While I’m moving faster, she pushes her hips up, trapped in some overwhelming daze. We move together, like always, we know each other so well by now that we know the moves and the feelings, but it still feels so fucking good every time.
She buries her face into my neck, slowly kissing me down over my cheek bone, ending up at my lips. Her kisses are hungrier this time. Maybe she’s hungry too? No, can’t think about food now! Concentrate, Fred, concentrate. I dig my tongue into her mouth, probably giving her a much too violent kiss. She’s getting closer to the final, and so am I. I try to move my mouth away from her when I finally can’t take it anymore, but she places her hands behind my head, forcing me to stay put.
My muscles aren’t really to count on anymore. But I can feel that they exist, because every time I as much as move, they scream back, making me whine even more. My harsh breath hits her face, and she moans into my mouth, making me grunt back. A bit unexpectedly, she goes into ecstasy before I do. It’s usually the other way around.
Her screams are muffled by my mouth, still pressed against her lips. As soon as she starts to convulse in that way she always does, I disappear into my own world of delight and the feeling of being fulfilled. She came before I did, but it doesn’t matter, because I’m so bewildered that I can’t think straight. Can anyone think straight in this situation?
Catalina breaths deeply, I can feel her chest move, lying on top of her like this. Rough sex, huh? I can’t remember the last time we did this. It’s been too long, that’s for sure.
That tense feeling settles throughout my whole body. Catalina is just trying to catch her breath, still holding on to me for dear life. I have to loosen her grip around my back, she’s hurting me. I didn’t notice it until now, which is probably a sign that I have been a bit too thoughtless with her emotions.

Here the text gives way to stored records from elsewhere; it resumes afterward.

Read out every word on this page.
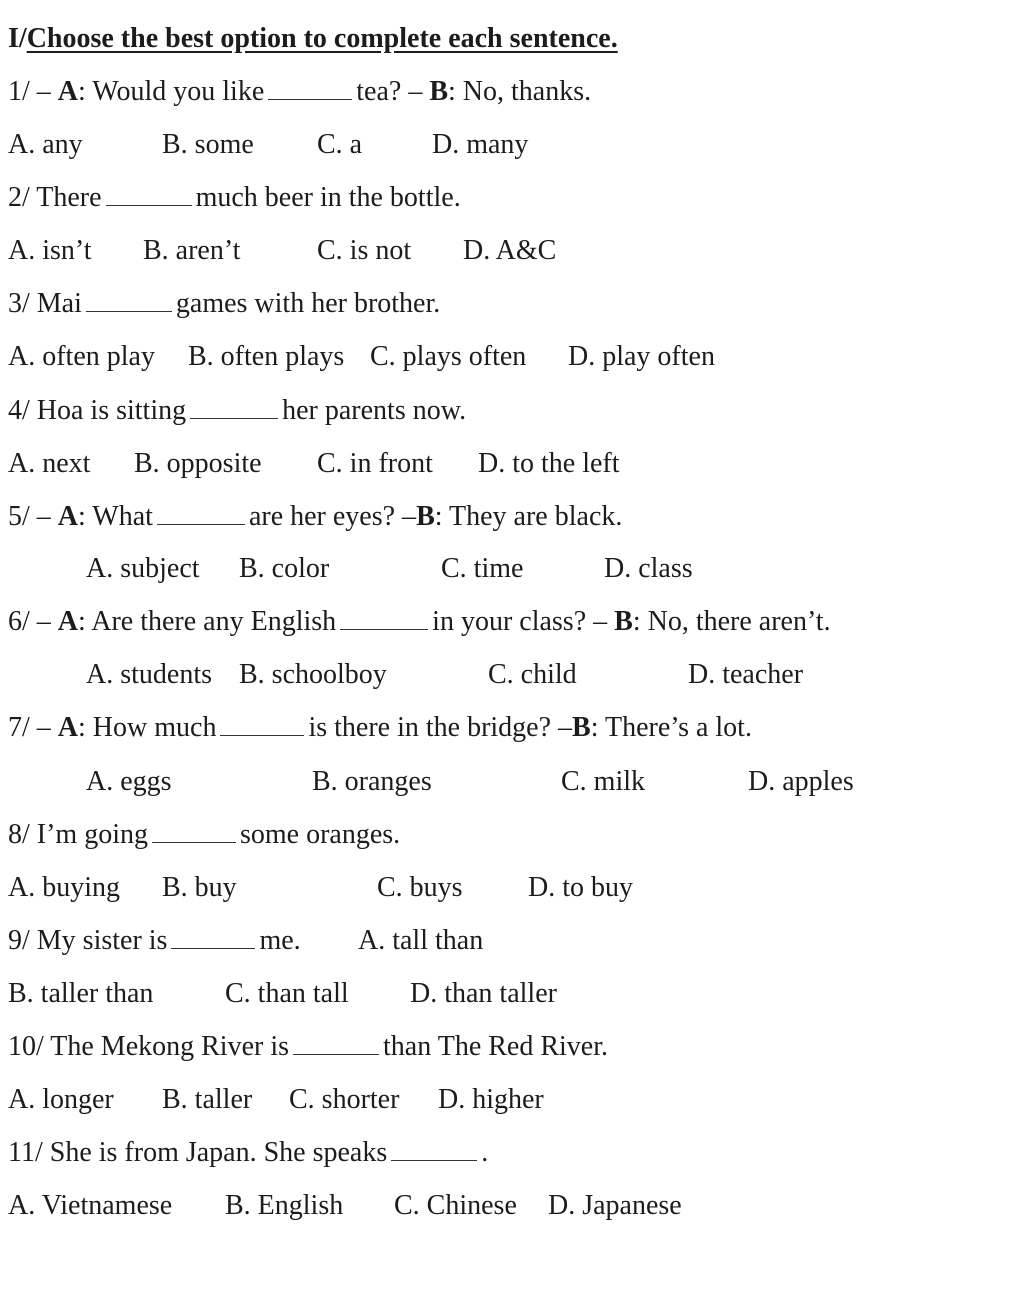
I/Choose the best option to complete each sentence.
1/ – A: Would you like	tea? – B: No, thanks.
A. any	B. some C. a D. many
2/ There	much beer in the bottle.
A. isn’t B. aren’t	C. is not D. A&C
3/ Mai	games with her brother.
A. often play B. often plays C. plays often D. play often
4/ Hoa is sitting	her parents now.
A. next B. opposite C. in front D. to the left
5/ – A: What	are her eyes? –B: They are black.
A. subject B. color	C. time	D. class
6/ – A: Are there any English	in your class? – B: No, there aren’t.
A. students B. schoolboy	C. child	D. teacher
7/ – A: How much	is there in the bridge? –B: There’s a lot.
A. eggs	B. oranges	C. milk	D. apples
8/ I’m going	some oranges.
A. buying B. buy	C. buys D. to buy
9/ My sister is	me. A. tall than
B. taller than	C. than tall D. than taller
10/ The Mekong River is	than The Red River.
A. longer B. taller C. shorter D. higher
11/ She is from Japan. She speaks	.
A. Vietnamese B. English C. Chinese D. Japanese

“Thank you,” I whisper into her cheek, kissing her gently. I don’t know why I said that. It makes me feel dumb. But she just smiles at me, stroking my back with her hands. Her fingers have finally stopped ripping into my sore skin. “I love you.”

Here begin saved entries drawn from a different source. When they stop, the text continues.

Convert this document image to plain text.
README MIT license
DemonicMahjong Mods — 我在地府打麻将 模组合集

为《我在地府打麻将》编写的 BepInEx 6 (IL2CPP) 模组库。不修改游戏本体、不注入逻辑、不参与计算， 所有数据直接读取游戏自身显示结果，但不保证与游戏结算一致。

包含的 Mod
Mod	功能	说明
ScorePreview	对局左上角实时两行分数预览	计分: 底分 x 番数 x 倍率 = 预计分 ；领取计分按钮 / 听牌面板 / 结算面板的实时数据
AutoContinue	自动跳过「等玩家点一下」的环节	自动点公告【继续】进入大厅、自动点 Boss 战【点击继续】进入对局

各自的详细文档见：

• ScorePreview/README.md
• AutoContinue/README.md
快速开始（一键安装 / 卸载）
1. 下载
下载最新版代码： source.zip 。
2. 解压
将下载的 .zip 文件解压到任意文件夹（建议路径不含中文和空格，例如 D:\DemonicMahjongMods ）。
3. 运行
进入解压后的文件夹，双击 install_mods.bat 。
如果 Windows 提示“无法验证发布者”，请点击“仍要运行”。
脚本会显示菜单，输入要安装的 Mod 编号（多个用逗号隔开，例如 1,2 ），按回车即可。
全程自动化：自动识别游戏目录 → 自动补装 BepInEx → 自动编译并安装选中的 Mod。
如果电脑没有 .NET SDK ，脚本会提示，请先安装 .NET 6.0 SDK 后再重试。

“I love you,” she replies, taking one last deep breath before completely sinking into my arms, exhausted and tired. I lie on top of her for a few moments, before the ability to move returns. She’s still not moving, just watching me while I roll over to the side, bringing her with me. She nuzzles her head in against my chest, sighing contently. I rest my chin on her head, my arms hugging her tight.
“We should do that more often,” I say, just to have something to say. She doesn’t answer at once. Then she snorts. “What?”
“Not right now, I hope. You sort of made me tired,” she smiles, tilting her head up, looking at me with the most affectionate eyes ever.
“No,” I agree. “I’m not sure I’ll survive one more time.”
“Maybe later,” she murmurs, moving back into my embrace. “I’m a bit too numb right now. Sore, maybe. I don’t know. You know, pain and pleasure. It’s nice.”
I snicker, trying to hide it. “Later, okay? Not now.”
She crawls closer, increasing the heat I already have enough of. But I don’t care; I don’t even remove the cover. I just lie there, feeling less stressed then before. My migraine is gone, my frustration is too. It’ll be back tomorrow, probably. But right now, I just want to enjoy this feeling.